It’s been a while since I’ve posted here because I’m currently on vacation with my family: 5 days with my extended family in the Utah mountains, then four days at the Stoker conference, then three days in Disneyland (with 4 kids–I’m going to die), then five days in Sacramento with family. It’s a lot of fun, but there’s not a lot of time for posting things on websites.
What there is time for, however, is reflecting on the revision process. I’m not far enough along in Strawberry Fields to need any major revisions yet; doing big revisions before a book is finished is a sign that either 1) you didn’t plan well enough beforehand, or 2) you’re scared of imperfection so you’re wasting time fixing things instead of finishing them. Ideally, I try to finish a book AND wait a month or so before I go back to it and start any kind of in-depth revision or re-writing. That does not mean, however, that I do no revisions at all. There is plenty of room for small-scale revisions as you go, as long as you’re not letting them get in the way of finishing your book.
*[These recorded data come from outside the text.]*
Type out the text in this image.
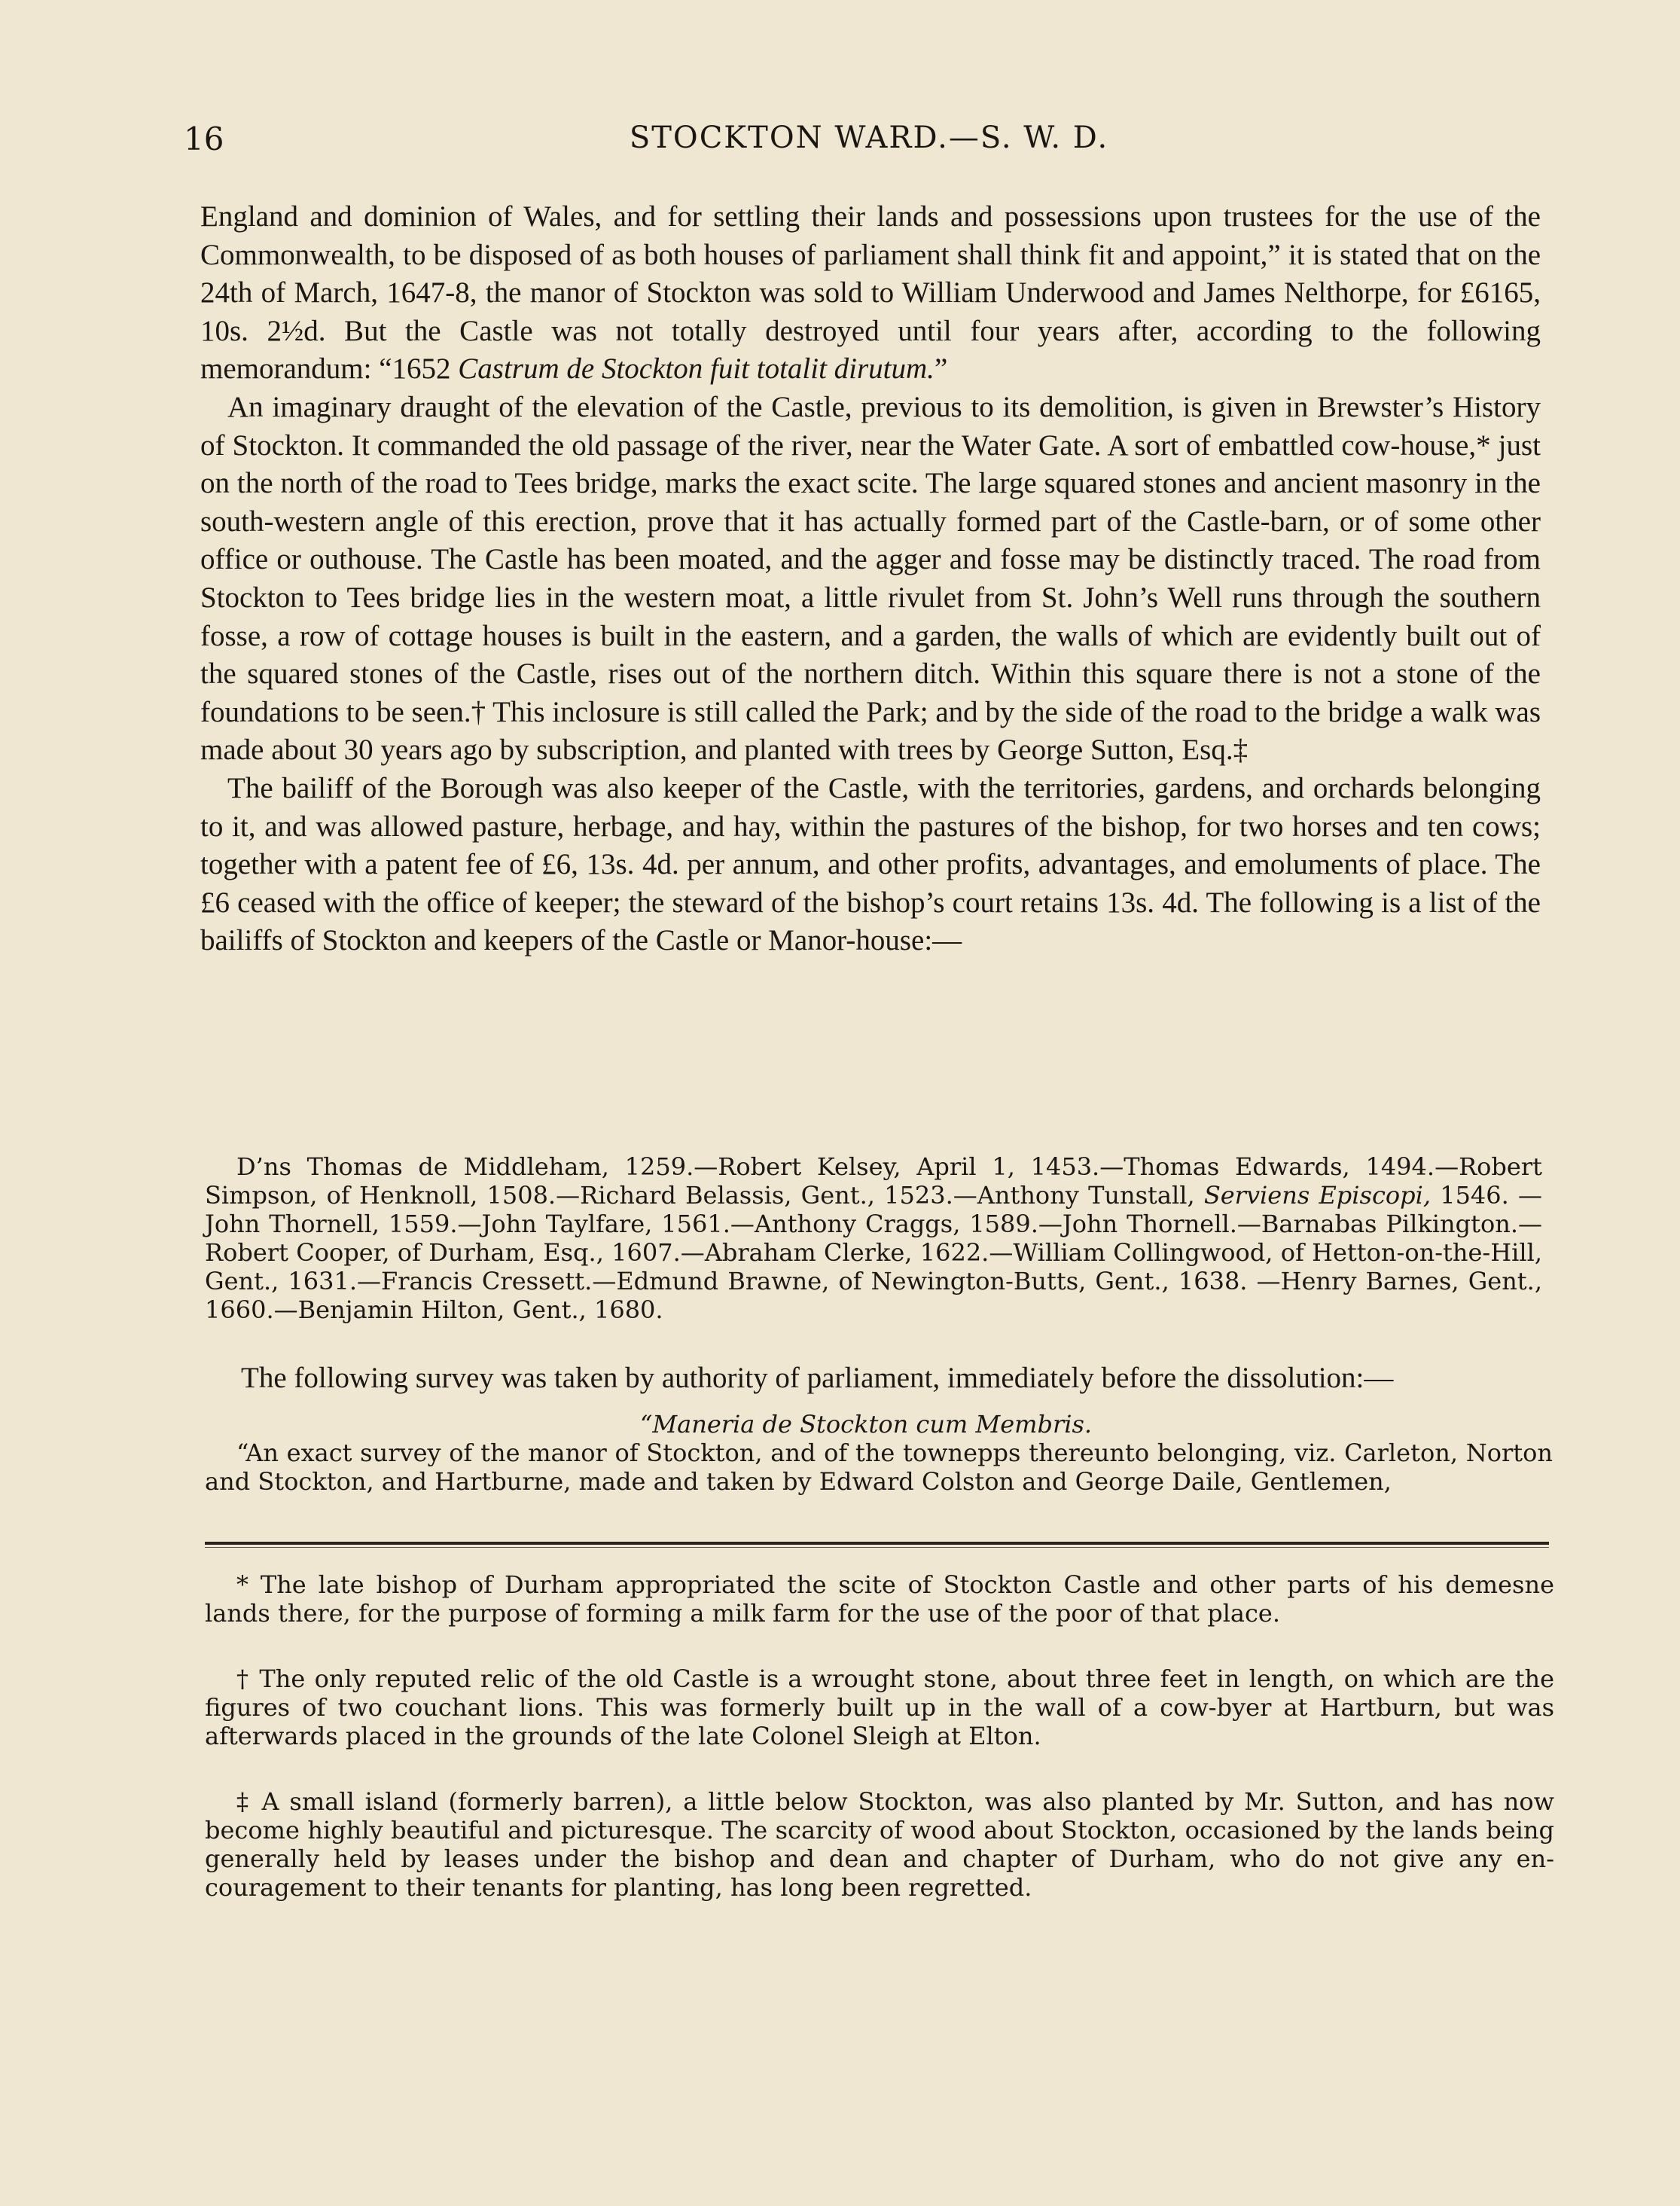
16	STOCKTON WARD.—S. W. D.

England and dominion of Wales, and for settling their lands and possessions upon trustees for the use of the Commonwealth, to be disposed of as both houses of parliament shall think fit and appoint,” it is stated that on the 24th of March, 1647-8, the manor of Stockton was sold to William Underwood and James Nelthorpe, for £6165, 10s. 2½d. But the Castle was not totally destroyed until four years after, according to the following memorandum: “1652 Castrum de Stockton fuit totalit dirutum.”

An imaginary draught of the elevation of the Castle, previous to its demolition, is given in Brewster’s History of Stockton. It commanded the old passage of the river, near the Water Gate. A sort of embattled cow-house,* just on the north of the road to Tees bridge, marks the exact scite. The large squared stones and ancient masonry in the south-western angle of this erection, prove that it has actually formed part of the Castle-barn, or of some other office or outhouse. The Castle has been moated, and the agger and fosse may be distinctly traced. The road from Stockton to Tees bridge lies in the western moat, a little rivulet from St. John’s Well runs through the southern fosse, a row of cottage houses is built in the eastern, and a garden, the walls of which are evidently built out of the squared stones of the Castle, rises out of the northern ditch. Within this square there is not a stone of the foundations to be seen.† This inclosure is still called the Park; and by the side of the road to the bridge a walk was made about 30 years ago by subscription, and planted with trees by George Sutton, Esq.‡

The bailiff of the Borough was also keeper of the Castle, with the territories, gardens, and orchards belonging to it, and was allowed pasture, herbage, and hay, within the pastures of the bishop, for two horses and ten cows; together with a patent fee of £6, 13s. 4d. per annum, and other profits, advantages, and emoluments of place. The £6 ceased with the office of keeper; the steward of the bishop’s court retains 13s. 4d. The following is a list of the bailiffs of Stockton and keepers of the Castle or Manor-house:—

D’ns Thomas de Middleham, 1259.—Robert Kelsey, April 1, 1453.—Thomas Edwards, 1494.—Robert Simpson, of Henknoll, 1508.—Richard Belassis, Gent., 1523.—Anthony Tunstall, Serviens Episcopi, 1546. —John Thornell, 1559.—John Taylfare, 1561.—Anthony Craggs, 1589.—John Thornell.—Barnabas Pilkington.—Robert Cooper, of Durham, Esq., 1607.—Abraham Clerke, 1622.—William Collingwood, of Hetton-on-the-Hill, Gent., 1631.—Francis Cressett.—Edmund Brawne, of Newington-Butts, Gent., 1638. —Henry Barnes, Gent., 1660.—Benjamin Hilton, Gent., 1680.

The following survey was taken by authority of parliament, immediately before the dissolution:—
“Maneria de Stockton cum Membris.

“An exact survey of the manor of Stockton, and of the townepps thereunto belonging, viz. Carleton, Norton and Stockton, and Hartburne, made and taken by Edward Colston and George Daile, Gentlemen,

* The late bishop of Durham appropriated the scite of Stockton Castle and other parts of his demesne lands there, for the purpose of forming a milk farm for the use of the poor of that place.

† The only reputed relic of the old Castle is a wrought stone, about three feet in length, on which are the figures of two couchant lions. This was formerly built up in the wall of a cow-byer at Hartburn, but was afterwards placed in the grounds of the late Colonel Sleigh at Elton.

‡ A small island (formerly barren), a little below Stockton, was also planted by Mr. Sutton, and has now become highly beautiful and picturesque. The scarcity of wood about Stockton, occasioned by the lands being generally held by leases under the bishop and dean and chapter of Durham, who do not give any encouragement to their tenants for planting, has long been regretted.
When I talked about “Plowing Onward,” I described the way I use an outline: a broad skeleton that lets me know what should happen and when, and on which I can hang all the little details and backstory and foreshadowing that I know (from my pre-writing) need to be there. This system works really well for me, but that doesn’t mean I always get all the pieces in place on the first try. Sometimes (by which I mean “several times per book”) I’ll get to a point in the story where I know it’s time to go back and fill in all the extra details that I missed on the first pass. Maybe there’s a character who doesn’t show up until later, and I need to go back and add a few early references to make the introduction work. Maybe there’s a mystery that should be coming clear by a certain point, but I need to go back and add more clues. Recently in Strawberry Fields, I was writing up some character backstory that really felt stupid, and I couldn’t figure out why, and then I realized that it’s because I hadn’t foreshadowed it right–this was a good place for that information to be explained, but not a good place for it to be introduced. I had to go back and add a few blips here and there to make the flow of information seem more natural and less like a big crazy revelation out of left field.
This doesn’t work for everybody, especially if your internal editor is stronger than it should be–you want to be telling a good story, not worrying about repairing tiny mistakes. Most of the revision you feel like you have to do RIGHT NOW (particularly for newer, less-experienced writers) can actually wait until after you’re done. But once you’ve learned how to tell your internal editor to shut up and mind its own business, it’s easier to identify which changes can wait and which changes will help you write a stronger book.